I understood that one cause of his hesitation was his fear that you would be actively hostile, if he took your place. Probably he has since been reassured by a sight of your letter to Akers-Douglas.

I do not know yet whether anything will come of negotiations between the Gladstonians and the Radical Unionists. I never felt less like ‘a surrender’ in my life, and Labouchere and his crew may put what interpretation they like on the matter, but they will not be able to show that I have advanced one iota from the position of my telegram to the Unionist meeting, extended as it was by my speech in Birmingham.

The future is still obscure to me, but the game is exceedingly interesting at this moment.

Yours sincerely,
J. Chamberlain.

Another explanation was not neglected:—

Lord Randolph Churchill to Sir Henry Ponsonby.

2 Connaught Place, W.: January 13, 1887.

Dear Sir Henry Ponsonby,—I saw His Royal Highness the Prince of Wales to-day, and from an observation which he made I learnt for the first time on authority that the publication of the news of my resignation took place before the matter had been made the subject of official communication to Her Majesty, and that in so far as my action was responsible for such publicity the Queen had cause for displeasure with me.

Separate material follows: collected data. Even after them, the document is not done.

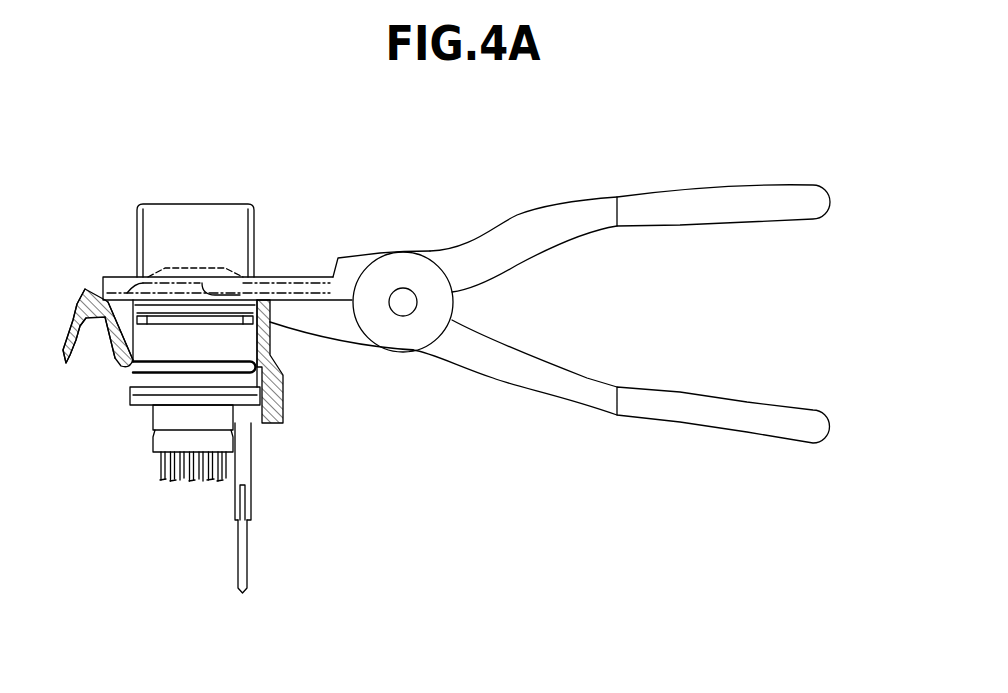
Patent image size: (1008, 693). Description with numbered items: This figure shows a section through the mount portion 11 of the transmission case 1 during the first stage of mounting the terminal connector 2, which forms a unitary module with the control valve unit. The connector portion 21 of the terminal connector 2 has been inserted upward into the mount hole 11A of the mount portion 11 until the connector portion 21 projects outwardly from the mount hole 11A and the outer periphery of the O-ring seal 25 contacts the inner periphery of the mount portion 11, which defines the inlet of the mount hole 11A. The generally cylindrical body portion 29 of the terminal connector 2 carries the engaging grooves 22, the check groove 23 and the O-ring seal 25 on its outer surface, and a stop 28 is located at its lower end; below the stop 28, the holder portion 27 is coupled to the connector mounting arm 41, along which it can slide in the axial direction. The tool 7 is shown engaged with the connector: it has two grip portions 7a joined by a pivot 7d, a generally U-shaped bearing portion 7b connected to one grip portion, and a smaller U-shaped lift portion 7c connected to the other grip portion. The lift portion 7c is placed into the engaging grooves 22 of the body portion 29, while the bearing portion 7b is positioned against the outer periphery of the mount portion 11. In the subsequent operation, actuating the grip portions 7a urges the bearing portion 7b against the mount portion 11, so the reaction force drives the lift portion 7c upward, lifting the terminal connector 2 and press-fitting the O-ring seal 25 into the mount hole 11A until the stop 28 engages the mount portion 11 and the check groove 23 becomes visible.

The transmission case 1 is at (85, 291).
The mount portion 11 is at (98, 352).
The mount hole 11A is at (117, 360).
The terminal connector 2 is at (223, 204).
The connector portion 21 is at (255, 222).
The engaging grooves 22 is at (245, 286).
The check groove 23 is at (232, 345).
The O-ring seal 25 is at (283, 383).
The holder portion 27 is at (258, 468).
The stop 28 is at (140, 400).
The body portion 29 is at (270, 325).
The connector mounting arm 41 is at (248, 555).
The tool 7 is at (550, 281).
The grip portions 7a is at (763, 198).
The bearing portion 7b is at (120, 277).
The lift portion 7c is at (300, 278).
The pivot 7d is at (410, 302).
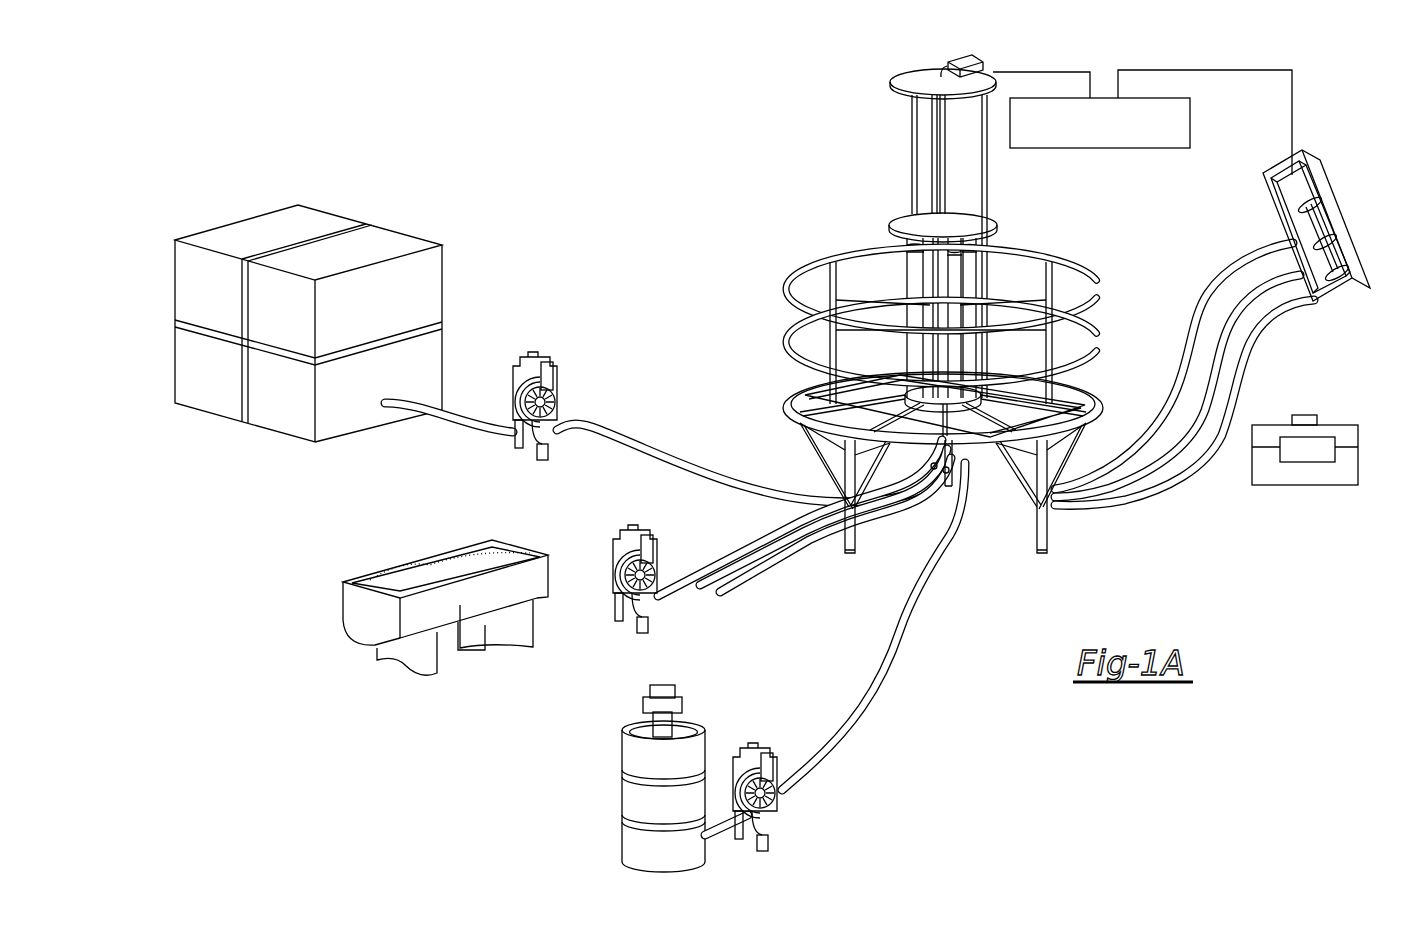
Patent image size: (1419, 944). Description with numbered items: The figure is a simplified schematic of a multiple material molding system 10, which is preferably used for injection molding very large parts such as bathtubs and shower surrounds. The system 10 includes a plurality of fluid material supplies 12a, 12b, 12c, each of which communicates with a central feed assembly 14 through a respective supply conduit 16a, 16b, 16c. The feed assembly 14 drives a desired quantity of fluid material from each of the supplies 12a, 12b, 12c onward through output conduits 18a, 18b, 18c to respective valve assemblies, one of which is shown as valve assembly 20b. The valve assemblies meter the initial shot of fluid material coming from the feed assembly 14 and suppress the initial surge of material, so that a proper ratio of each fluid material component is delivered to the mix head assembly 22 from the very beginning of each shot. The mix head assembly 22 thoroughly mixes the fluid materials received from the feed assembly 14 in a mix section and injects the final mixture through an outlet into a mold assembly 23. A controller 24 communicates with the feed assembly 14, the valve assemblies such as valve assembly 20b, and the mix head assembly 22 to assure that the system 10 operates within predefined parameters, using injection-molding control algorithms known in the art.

The multiple material molding system 10 is at (900, 304).
The fluid material supply 12a is at (375, 238).
The fluid material supply 12b is at (350, 610).
The fluid material supply 12c is at (625, 752).
The feed assembly 14 is at (856, 227).
The supply conduit 16a is at (618, 438).
The supply conduit 16b is at (710, 563).
The supply conduit 16c is at (862, 702).
The output conduit 18a is at (1232, 268).
The output conduit 18b is at (1225, 342).
The output conduit 18c is at (1273, 313).
The valve assembly 20b is at (1328, 235).
The mix head assembly 22 is at (1291, 192).
The mold assembly 23 is at (1263, 486).
The controller 24 is at (1055, 148).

I am much grieved at this news, and anxious to place on record the facts bearing upon the matter as they are known to me. On Thursday, December 18, I had a long conversation with Lord Salisbury, in which I intimated to him that the expenditure proposed for the Army and Navy was considerably higher than what I could be responsible for in view of my reiterated public pledges as to the necessity for and possibility of retrenchment. On Monday, the 20th, I had a long conversation with the Secretary of State for War, and a written communication from the First Lord of the Admiralty which confirmed me in the views which I had communicated to Lord Salisbury on the previous Thursday.